月のあかり
 
 そうしてぼくとあかりは手を繋いだまま、週末のごった返す人波を掻い潜るように擦り抜け、結局それ以上の会話も出来ない状態で、駅の改札前まで流れ着いてしまった。
 
 あかりに会うことで充分過ぎるぐらい浮かれていたぼくは、ボウリングをして、食事をして、そしてその後どうするか‥‥?

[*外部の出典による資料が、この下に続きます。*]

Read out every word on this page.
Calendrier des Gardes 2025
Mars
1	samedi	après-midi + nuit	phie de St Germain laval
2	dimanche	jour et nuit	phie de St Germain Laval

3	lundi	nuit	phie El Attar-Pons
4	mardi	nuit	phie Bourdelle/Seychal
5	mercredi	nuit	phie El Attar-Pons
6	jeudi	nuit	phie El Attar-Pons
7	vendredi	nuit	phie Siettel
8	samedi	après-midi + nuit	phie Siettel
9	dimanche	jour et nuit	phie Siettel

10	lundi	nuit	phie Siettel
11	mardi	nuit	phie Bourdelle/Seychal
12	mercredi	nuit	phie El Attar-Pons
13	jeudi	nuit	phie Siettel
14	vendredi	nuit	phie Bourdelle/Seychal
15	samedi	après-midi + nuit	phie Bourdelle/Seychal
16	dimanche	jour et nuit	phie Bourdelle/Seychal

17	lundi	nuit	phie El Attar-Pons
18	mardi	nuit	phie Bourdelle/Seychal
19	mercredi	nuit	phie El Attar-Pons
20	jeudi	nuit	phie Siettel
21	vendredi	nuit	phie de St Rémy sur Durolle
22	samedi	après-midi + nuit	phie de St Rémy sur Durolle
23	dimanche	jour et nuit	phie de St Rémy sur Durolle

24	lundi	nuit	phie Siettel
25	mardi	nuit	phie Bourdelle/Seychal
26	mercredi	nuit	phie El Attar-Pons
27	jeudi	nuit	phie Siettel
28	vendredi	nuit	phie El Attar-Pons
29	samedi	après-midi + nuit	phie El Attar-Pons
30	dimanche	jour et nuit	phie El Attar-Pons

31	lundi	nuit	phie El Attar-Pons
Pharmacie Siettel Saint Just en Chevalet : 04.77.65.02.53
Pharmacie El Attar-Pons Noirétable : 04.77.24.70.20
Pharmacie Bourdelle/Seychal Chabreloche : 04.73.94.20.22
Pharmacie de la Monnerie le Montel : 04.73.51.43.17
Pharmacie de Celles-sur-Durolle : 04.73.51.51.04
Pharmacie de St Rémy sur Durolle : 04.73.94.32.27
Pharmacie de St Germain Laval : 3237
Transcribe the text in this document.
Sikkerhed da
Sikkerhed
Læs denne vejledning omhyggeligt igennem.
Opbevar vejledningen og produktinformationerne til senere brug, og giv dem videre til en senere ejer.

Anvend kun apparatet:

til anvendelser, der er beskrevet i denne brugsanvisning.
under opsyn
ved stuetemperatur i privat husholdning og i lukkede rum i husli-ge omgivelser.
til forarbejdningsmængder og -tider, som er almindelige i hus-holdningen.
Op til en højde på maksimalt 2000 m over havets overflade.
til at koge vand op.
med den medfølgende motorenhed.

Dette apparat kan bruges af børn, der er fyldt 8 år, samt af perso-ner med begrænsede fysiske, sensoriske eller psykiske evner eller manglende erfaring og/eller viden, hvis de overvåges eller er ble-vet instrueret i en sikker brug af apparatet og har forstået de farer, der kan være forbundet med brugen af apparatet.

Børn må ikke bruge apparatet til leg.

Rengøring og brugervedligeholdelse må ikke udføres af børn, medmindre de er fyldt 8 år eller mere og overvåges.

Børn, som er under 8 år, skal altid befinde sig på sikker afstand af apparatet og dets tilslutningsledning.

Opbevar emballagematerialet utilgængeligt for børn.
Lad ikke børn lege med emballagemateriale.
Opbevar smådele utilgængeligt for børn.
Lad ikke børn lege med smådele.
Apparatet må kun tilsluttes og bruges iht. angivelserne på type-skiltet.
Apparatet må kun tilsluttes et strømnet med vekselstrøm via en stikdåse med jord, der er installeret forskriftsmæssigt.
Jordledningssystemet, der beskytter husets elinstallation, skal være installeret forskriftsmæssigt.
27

 そんな予定も計画も熟考していなかった自分の浅はかさを後悔した。
 
 しかし、いまさらどうする事も出来ず、無言のまま別れを惜しむように向かい合って佇む二人の間には、今日のデートの終焉の時を素直に受け入れざるを得ない空気が漂っていた。
 
「ねえ、嶋さん」
 
「なに?」
 
「嶋さんじゃなくて『直樹さん』って呼んでいい?」
 
 二人だけの静寂の空気の中で、あまりにも唐突で意外過ぎるあかりの直訴だったけど、ぼくはそれほど驚かなかった。
 
 今日のこれまでの会話や、一週間前の喫茶店での会話からも、彼女はぼくに対して余所余所しい敬語や丁寧語と、子供っぽい親しみを込めた甘え言葉の使い分けの間を行ったり来たりしていた。
 そうすることで、彼女なりにぼくへの呼び方を模索していたであろうことは、何となくぼくも察していた。
 
 元よりぼくのほうも「あかり」と基本的に呼び捨てにすることで、親しい関係の構築を早くから無意識的に望んでいた振る舞いだった。